There is an identifiable cause for retardation in about 50% of the cases. Factors are often biological, which are more likely to create moderate to profound retardation. Environmental factors, including perinatal problems, infant illness, neglect, and malnutrition all are factors that can lead to retardation in intellectual development. Moderate to profound Mental Retardation is distributed evenly across all social classes. Mild Mental Retardation appears more commonly in lower classes. One interesting point- infant developmental measures are not a good predictor of future retardation. However, they are a good predictor of exceptional intellectual development in the future. The WISC-III is not a good measure of more severe retardation because it has an inadequate floor. Tests such as the Stanford-Binet or Woodcock Johnson-Cognitive Battery are better measures on the lower end of the scale.

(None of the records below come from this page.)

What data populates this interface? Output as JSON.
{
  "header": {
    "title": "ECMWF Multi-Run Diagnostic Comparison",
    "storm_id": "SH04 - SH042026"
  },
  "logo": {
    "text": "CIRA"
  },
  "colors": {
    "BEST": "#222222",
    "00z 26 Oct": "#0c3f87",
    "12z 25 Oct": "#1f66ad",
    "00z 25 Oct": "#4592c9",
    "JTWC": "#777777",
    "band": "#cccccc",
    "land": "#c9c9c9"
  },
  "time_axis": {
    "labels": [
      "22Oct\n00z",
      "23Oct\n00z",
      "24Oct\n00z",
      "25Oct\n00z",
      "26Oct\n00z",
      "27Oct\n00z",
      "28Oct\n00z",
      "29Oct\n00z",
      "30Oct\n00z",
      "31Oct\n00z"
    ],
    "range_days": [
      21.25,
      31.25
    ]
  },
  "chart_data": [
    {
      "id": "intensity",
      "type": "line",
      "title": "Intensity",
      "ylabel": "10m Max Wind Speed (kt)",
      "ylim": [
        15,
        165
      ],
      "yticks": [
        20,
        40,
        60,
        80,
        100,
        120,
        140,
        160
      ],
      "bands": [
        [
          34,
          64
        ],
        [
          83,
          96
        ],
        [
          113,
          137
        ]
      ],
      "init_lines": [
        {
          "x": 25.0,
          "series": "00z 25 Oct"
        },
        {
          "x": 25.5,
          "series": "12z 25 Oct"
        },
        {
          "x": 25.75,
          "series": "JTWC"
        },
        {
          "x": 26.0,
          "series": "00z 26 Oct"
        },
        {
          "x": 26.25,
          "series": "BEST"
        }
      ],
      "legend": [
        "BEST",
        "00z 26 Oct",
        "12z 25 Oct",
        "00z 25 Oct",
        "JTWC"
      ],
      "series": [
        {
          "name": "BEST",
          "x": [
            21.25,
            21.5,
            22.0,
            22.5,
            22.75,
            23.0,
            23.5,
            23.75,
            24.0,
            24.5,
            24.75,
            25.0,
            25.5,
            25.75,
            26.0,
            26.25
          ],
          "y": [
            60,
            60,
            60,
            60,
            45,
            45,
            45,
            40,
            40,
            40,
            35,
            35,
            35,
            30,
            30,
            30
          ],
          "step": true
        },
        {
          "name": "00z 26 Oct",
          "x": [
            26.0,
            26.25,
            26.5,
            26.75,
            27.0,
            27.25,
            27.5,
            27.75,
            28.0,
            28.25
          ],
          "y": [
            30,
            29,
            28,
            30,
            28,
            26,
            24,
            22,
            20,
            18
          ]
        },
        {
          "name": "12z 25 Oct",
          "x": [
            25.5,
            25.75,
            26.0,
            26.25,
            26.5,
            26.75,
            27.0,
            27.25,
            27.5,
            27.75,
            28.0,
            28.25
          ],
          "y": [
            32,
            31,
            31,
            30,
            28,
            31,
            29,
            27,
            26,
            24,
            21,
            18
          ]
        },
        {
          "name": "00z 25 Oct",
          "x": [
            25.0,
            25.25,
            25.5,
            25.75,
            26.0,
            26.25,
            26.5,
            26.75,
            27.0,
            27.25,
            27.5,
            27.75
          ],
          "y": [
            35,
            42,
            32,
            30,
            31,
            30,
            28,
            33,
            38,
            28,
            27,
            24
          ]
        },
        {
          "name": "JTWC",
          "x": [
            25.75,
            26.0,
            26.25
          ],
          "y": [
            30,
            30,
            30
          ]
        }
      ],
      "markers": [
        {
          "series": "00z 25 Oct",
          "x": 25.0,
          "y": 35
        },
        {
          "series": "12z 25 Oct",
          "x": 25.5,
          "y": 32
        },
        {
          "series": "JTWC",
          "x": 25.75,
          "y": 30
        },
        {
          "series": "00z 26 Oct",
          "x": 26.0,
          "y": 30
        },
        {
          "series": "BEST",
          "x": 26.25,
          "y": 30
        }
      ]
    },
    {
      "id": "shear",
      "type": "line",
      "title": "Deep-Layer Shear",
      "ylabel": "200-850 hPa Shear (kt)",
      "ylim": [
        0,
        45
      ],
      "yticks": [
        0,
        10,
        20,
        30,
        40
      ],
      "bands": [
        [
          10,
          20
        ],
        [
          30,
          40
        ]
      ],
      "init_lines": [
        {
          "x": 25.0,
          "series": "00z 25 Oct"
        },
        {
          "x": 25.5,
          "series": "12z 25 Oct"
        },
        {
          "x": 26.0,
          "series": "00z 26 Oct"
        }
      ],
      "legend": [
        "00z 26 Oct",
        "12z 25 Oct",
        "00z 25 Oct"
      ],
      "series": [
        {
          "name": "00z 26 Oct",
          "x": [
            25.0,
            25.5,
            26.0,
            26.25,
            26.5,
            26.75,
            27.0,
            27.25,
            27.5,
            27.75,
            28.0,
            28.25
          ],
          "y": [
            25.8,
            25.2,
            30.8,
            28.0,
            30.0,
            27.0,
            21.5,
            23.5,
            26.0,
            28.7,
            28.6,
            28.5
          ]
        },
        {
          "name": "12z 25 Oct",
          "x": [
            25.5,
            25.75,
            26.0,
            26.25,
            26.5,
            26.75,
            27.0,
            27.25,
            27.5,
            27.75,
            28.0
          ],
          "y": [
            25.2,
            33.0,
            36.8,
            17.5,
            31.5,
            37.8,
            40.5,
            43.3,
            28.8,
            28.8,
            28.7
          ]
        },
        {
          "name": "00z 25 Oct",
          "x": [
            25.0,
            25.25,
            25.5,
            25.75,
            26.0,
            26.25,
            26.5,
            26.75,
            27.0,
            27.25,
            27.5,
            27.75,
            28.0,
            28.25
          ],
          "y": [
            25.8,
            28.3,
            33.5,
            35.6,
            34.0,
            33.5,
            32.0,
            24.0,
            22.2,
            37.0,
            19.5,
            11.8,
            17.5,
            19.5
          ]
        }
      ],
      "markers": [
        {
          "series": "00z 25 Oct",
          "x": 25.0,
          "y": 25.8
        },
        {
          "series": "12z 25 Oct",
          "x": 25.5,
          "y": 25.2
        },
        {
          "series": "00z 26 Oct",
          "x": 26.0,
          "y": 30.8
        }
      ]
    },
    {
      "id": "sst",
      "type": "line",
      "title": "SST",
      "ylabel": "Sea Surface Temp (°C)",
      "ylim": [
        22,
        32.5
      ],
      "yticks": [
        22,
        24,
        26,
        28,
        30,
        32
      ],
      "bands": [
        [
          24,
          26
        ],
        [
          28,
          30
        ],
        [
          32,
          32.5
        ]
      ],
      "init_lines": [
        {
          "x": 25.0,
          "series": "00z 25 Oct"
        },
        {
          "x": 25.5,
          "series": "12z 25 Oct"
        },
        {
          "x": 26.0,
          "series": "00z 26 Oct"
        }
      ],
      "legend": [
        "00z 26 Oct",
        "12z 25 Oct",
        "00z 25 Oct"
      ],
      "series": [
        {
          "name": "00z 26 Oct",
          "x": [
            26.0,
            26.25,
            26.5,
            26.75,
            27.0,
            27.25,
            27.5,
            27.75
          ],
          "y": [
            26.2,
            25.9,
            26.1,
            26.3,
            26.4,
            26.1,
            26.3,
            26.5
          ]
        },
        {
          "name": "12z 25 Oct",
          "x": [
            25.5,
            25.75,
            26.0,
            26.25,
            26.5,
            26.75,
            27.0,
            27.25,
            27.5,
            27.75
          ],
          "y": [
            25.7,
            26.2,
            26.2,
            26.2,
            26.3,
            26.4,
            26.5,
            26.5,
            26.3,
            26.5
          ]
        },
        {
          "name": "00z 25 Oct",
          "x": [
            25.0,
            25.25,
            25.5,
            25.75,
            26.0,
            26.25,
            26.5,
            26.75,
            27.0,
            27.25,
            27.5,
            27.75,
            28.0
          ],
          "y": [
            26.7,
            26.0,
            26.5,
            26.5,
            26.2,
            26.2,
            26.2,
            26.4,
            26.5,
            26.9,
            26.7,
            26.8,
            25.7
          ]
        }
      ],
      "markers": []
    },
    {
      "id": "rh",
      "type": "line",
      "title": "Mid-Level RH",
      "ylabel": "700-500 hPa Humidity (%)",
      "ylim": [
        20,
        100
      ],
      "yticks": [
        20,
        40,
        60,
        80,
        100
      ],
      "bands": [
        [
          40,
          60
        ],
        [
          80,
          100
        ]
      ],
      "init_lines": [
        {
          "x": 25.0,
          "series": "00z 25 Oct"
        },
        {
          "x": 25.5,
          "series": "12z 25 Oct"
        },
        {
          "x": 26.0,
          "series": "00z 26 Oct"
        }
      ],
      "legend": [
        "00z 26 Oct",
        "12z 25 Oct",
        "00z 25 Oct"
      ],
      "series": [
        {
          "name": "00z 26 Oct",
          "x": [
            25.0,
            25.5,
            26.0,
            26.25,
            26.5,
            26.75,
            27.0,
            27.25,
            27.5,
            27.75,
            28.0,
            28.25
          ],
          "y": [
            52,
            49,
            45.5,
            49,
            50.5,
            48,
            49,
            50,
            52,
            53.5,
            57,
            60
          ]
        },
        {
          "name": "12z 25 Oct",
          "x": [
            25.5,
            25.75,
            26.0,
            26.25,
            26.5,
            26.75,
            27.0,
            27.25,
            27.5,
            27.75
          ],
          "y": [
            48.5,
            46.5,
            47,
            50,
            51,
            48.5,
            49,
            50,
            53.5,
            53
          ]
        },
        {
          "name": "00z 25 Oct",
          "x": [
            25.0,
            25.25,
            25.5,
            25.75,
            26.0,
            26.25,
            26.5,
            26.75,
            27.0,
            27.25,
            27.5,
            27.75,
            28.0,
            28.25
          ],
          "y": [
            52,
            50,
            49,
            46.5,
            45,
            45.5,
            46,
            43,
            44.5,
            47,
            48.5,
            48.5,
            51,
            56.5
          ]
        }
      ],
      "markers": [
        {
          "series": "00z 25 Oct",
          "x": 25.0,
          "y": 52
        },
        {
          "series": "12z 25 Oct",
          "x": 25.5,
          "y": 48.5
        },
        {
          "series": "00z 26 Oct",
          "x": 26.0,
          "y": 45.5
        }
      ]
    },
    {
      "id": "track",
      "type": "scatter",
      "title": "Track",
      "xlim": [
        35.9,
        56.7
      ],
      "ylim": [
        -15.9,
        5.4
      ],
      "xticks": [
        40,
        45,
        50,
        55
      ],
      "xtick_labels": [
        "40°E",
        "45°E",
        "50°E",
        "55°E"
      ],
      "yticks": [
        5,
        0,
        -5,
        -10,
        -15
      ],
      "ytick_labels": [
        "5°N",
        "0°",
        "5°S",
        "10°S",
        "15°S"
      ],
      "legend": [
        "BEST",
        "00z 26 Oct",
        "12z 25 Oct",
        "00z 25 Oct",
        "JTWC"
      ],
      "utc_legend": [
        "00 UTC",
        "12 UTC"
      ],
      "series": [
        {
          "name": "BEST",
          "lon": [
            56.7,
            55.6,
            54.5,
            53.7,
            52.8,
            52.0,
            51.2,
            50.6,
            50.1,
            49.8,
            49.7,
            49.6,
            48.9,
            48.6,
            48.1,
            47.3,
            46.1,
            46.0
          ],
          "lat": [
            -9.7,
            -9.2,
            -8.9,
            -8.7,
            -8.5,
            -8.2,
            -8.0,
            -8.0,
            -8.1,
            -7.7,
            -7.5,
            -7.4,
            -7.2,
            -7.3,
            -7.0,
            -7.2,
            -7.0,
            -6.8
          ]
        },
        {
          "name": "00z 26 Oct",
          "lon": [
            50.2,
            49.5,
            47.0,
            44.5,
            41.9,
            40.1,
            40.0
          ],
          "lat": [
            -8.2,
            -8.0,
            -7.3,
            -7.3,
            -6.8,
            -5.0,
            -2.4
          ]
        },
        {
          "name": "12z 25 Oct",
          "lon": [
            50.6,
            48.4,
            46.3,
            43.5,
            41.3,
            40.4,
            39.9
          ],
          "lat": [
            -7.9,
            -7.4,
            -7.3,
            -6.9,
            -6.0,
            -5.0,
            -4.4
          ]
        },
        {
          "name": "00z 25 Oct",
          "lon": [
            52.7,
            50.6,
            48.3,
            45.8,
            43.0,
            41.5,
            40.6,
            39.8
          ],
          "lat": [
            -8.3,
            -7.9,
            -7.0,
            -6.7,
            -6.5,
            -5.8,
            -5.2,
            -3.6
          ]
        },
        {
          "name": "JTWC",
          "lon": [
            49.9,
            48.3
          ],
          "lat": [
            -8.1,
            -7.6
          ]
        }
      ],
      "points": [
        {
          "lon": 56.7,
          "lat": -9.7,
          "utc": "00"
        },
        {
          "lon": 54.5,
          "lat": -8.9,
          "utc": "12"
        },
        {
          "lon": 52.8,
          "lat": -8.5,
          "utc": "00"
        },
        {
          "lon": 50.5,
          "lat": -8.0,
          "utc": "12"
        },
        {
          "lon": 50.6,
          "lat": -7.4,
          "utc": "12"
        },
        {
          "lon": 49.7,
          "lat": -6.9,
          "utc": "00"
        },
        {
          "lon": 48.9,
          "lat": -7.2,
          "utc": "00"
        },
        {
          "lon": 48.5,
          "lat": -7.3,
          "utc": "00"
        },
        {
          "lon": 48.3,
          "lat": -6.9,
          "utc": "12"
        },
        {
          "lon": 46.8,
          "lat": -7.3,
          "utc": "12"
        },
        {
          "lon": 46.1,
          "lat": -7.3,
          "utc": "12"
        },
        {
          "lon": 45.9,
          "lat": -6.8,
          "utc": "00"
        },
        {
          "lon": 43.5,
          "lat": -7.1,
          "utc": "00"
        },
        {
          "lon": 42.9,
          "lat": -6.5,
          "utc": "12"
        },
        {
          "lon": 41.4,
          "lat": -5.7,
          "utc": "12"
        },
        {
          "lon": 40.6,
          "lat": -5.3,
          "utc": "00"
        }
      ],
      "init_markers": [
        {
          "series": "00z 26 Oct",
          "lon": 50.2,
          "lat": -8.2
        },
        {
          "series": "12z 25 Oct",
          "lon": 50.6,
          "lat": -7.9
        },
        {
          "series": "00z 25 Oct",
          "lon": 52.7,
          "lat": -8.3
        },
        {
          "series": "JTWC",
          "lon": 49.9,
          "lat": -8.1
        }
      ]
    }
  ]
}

The following are examples of cases:

Bobby is 6 years old. His parents report that he started school this year and cannot keep up with the other kids. He is unable to identify letters, cannot yet write his own name. Interviewing him, you find that he is very difficult to understand and often uses words that make no sense. His parents are of average education level and speak well. Apparently, Bobby also has trouble tying his shoes and has trouble bathing on his own. His IQ is 68 as measured on the WISC -III in both Verbal and Performance areas (Full Scale of 67).

This child may very likely be diagnosed with Mild Mental Retardation. He meets criteria with the IQ score below 70. Further, he has communication problems and has problems in self-care skills. Of course, it is important to get a good history of childhood illnesses and injuries. This can help to clarify the diagnosis.

Tommy is 12 years old. His mother says he can’t read and even has trouble writing his own name. He is difficult to understand when you speak with him. His Full Scale IQ in the WISC-III is 69, with a verbal of 62 and a Performance IQ score of 75. His mother reports that he has some trouble with self-care skills. His mother is of a low SES; she has a 5th grade education.

This is a difficult case to make a differential diagnosis. However, several factors lend themselves to not diagnosing Mental Retardation. First, The IQ scores show a significant split (12 points on the WISC-III is considered significant). His performance IQ score is in the Borderline Range. Furthermore, his mother is of a low education level (carefully look into early stimulation, e.g. reading, talking, etc.). This child probably has some language problems or learning disabilities that affect his intellectual development and school performance.